Vinton Liddell Pickens | |
Birth Date: | January 1, 1900 |
Birth Place: | Charlotte, North Carolina |
Death Date: | November 25, 1993 |
Death Place: | Ashburn, Virginia |
Occupation: | County planner, artist, activist |
Vinton Liddell Pickens (January 1, 1900 – November 25, 1993) was an American artist and activist based in Loudoun County, Virginia, where she chaired the county's first planning board from 1941 to 1964.
Vinton Liddell was born in Charlotte, North Carolina,[1] the daughter of Vinton Liddell Sr. and Jane Hyde Hall Liddell (later Battle).[2] [3] Her parents were both born in Pennsylvania; her father owned a cotton mill, and died in 1915.[4] She attended the Shipley School and graduated from Bryn Mawr College in 1922.[5] She pursued further studies in Rome,[6] and at the University of North Carolina.[7] She studied painting with Eugen Weisz.[8]
In 1941, Pickens was appointed to the first Loudoun County planning commission, and became the commission's chair.[9] On her watch, Loudoun County established zoning ordinances that banned billboards; she was also head of the commission during the construction of Dulles Airport. She was also president of the Virginia Citizens' Planning Association.[10] She led demonstrations against the Concorde as an environmental hazard in the 1970s.[11] Pickens was named Loudoun's 1986 Citizen of the Year. She gave an oral history interview to the Loudoun County Oral History Project in 1990.[12]
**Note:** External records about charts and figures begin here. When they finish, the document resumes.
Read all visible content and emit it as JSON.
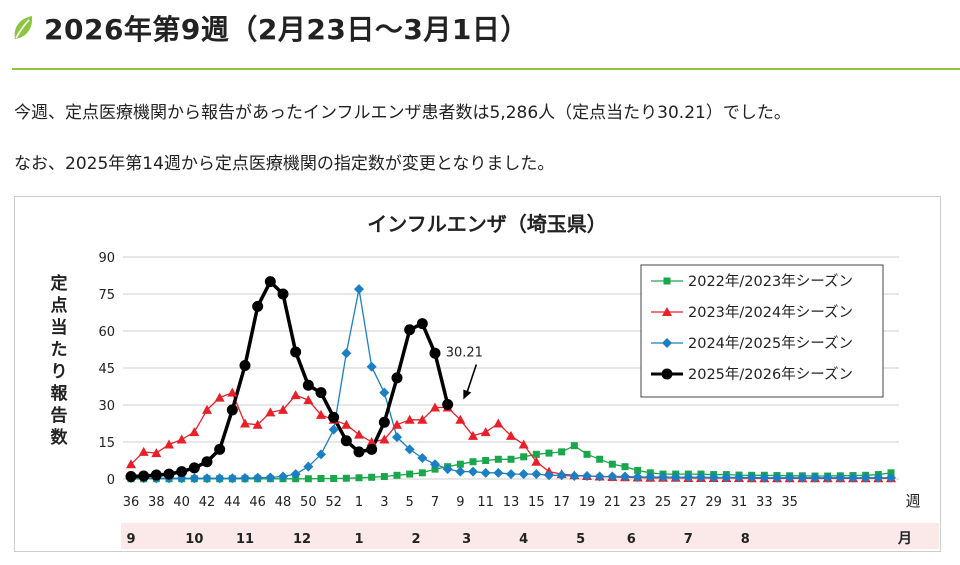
{
  "heading": {
    "title": "2026年第9週（2月23日～3月1日）",
    "icon": "leaf-icon"
  },
  "paragraphs": {
    "p1": "今週、定点医療機関から報告があったインフルエンザ患者数は5,286人（定点当たり30.21）でした。",
    "p2": "なお、2025年第14週から定点医療機関の指定数が変更となりました。"
  },
  "colors": {
    "accent_rule": "#8cc63f",
    "leaf": "#8cc63f",
    "month_band": "#fbe9ea"
  },
  "chart_data": {
    "type": "line",
    "title": "インフルエンザ（埼玉県）",
    "ylabel": "定点当たり報告数",
    "ylim": [
      0,
      90
    ],
    "yticks": [
      "0",
      "15",
      "30",
      "45",
      "60",
      "75",
      "90"
    ],
    "x_tick_labels": [
      "36",
      "38",
      "40",
      "42",
      "44",
      "46",
      "48",
      "50",
      "52",
      "1",
      "3",
      "5",
      "7",
      "9",
      "11",
      "13",
      "15",
      "17",
      "19",
      "21",
      "23",
      "25",
      "27",
      "29",
      "31",
      "33",
      "35"
    ],
    "x_unit_label": "週",
    "month_labels": [
      {
        "label": "9",
        "at": 0
      },
      {
        "label": "10",
        "at": 5
      },
      {
        "label": "11",
        "at": 9
      },
      {
        "label": "12",
        "at": 13.5
      },
      {
        "label": "1",
        "at": 18
      },
      {
        "label": "2",
        "at": 22.5
      },
      {
        "label": "3",
        "at": 26.5
      },
      {
        "label": "4",
        "at": 31
      },
      {
        "label": "5",
        "at": 35.5
      },
      {
        "label": "6",
        "at": 39.5
      },
      {
        "label": "7",
        "at": 44
      },
      {
        "label": "8",
        "at": 48.5
      }
    ],
    "month_unit_label": "月",
    "annotation": {
      "text": "30.21",
      "week_index": 26,
      "value": 30.21
    },
    "legend_position": "top-right",
    "series": [
      {
        "name": "2022年/2023年シーズン",
        "color": "#1aa64a",
        "marker": "square",
        "values": [
          0.1,
          0.1,
          0.1,
          0.1,
          0.1,
          0.1,
          0.1,
          0.1,
          0.1,
          0.1,
          0.1,
          0.1,
          0.1,
          0.1,
          0.1,
          0.2,
          0.2,
          0.3,
          0.5,
          0.7,
          1,
          1.5,
          2,
          2.5,
          4,
          5,
          6,
          7,
          7.5,
          8,
          8,
          9,
          10,
          10.5,
          11,
          13.5,
          10,
          8,
          6,
          5,
          3.5,
          2.5,
          2,
          2,
          2,
          2,
          1.8,
          1.8,
          1.6,
          1.5,
          1.5,
          1.4,
          1.3,
          1.3,
          1.2,
          1.2,
          1.3,
          1.4,
          1.5,
          1.8,
          2.5
        ]
      },
      {
        "name": "2023年/2024年シーズン",
        "color": "#e8202a",
        "marker": "triangle",
        "values": [
          6,
          11,
          10.5,
          14,
          16,
          19,
          28,
          33,
          35,
          22.5,
          22,
          27,
          28,
          34,
          32,
          26,
          24,
          22,
          18,
          15,
          16,
          22,
          24,
          24,
          29,
          29,
          24,
          17.5,
          19,
          22.5,
          17.5,
          14,
          7,
          3,
          2,
          1.5,
          1.2,
          1,
          0.8,
          0.7,
          0.6,
          0.5,
          0.5,
          0.5,
          0.4,
          0.4,
          0.4,
          0.4,
          0.4,
          0.3,
          0.3,
          0.3,
          0.3,
          0.3,
          0.3,
          0.3,
          0.3,
          0.3,
          0.3,
          0.3,
          0.3
        ]
      },
      {
        "name": "2024年/2025年シーズン",
        "color": "#1b7fc4",
        "marker": "diamond",
        "values": [
          0.3,
          0.3,
          0.3,
          0.3,
          0.3,
          0.3,
          0.3,
          0.3,
          0.3,
          0.4,
          0.5,
          0.6,
          1,
          2,
          5,
          10,
          20,
          51,
          77,
          45.5,
          35,
          17,
          12,
          8.5,
          6,
          4,
          3,
          3,
          2.5,
          2.5,
          2,
          2,
          2,
          1.5,
          1.5,
          1.2,
          1.2,
          1,
          1,
          1,
          0.8,
          0.8,
          0.8,
          0.7,
          0.7,
          0.7,
          0.6,
          0.6,
          0.6,
          0.6,
          0.5,
          0.5,
          0.5,
          0.5,
          0.5,
          0.5,
          0.5,
          0.5,
          0.5,
          0.5,
          0.5
        ]
      },
      {
        "name": "2025年/2026年シーズン",
        "color": "#000000",
        "marker": "circle",
        "values": [
          1,
          1.2,
          1.6,
          2,
          3,
          4.5,
          7,
          12,
          28,
          46,
          70,
          80,
          75,
          51.5,
          38,
          35,
          25,
          15.5,
          11,
          12,
          23,
          41,
          60.5,
          63,
          51,
          30.21
        ]
      }
    ]
  }
}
Pickens was also an artist, whose colorful landscapes and drawings were exhibited nationally,[13] [14] including a solo show at the Mint Museum in Charlotte in 1954.[15] She published a book about her travels in Sri Lanka, Serendipity (1964).[16] She was an active member of the Bryn Mawr Alumnae Association, the Loudoun Sketch Club and the Leesburg Garden Club.[17] [18]
In 1987, in her late eighties, Pickens took a four-week, 1160-mile canoe and houseboat trip from Pennsylvania to Kentucky, with her daughters and other friends, retracing the 1878 trip her great-grandfather took on the Clarion, Allegheny, and Ohio rivers.[19] [20]
Vinton Liddell married journalist Robert Sylvester Pickens in 1924. They had two daughters, Jane and Cornelia, and lived at Janelia Farm in Loudoun County from 1936.[21] She was widowed when Robert Pickens died in 1978,[22] and she died in 1993, aged 93 years. The Virginia legislature passed a resolution in tribute after her death. There is a collection of the Liddell and Pickens family papers at the University of North Carolina at Chapel Hill,[23] and another collection of Liddell family papers at the University of North Carolina at Charlotte.[24] Her farm in Loudoun County is now the Janelia Research Campus of the Howard Hughes Medical Institute.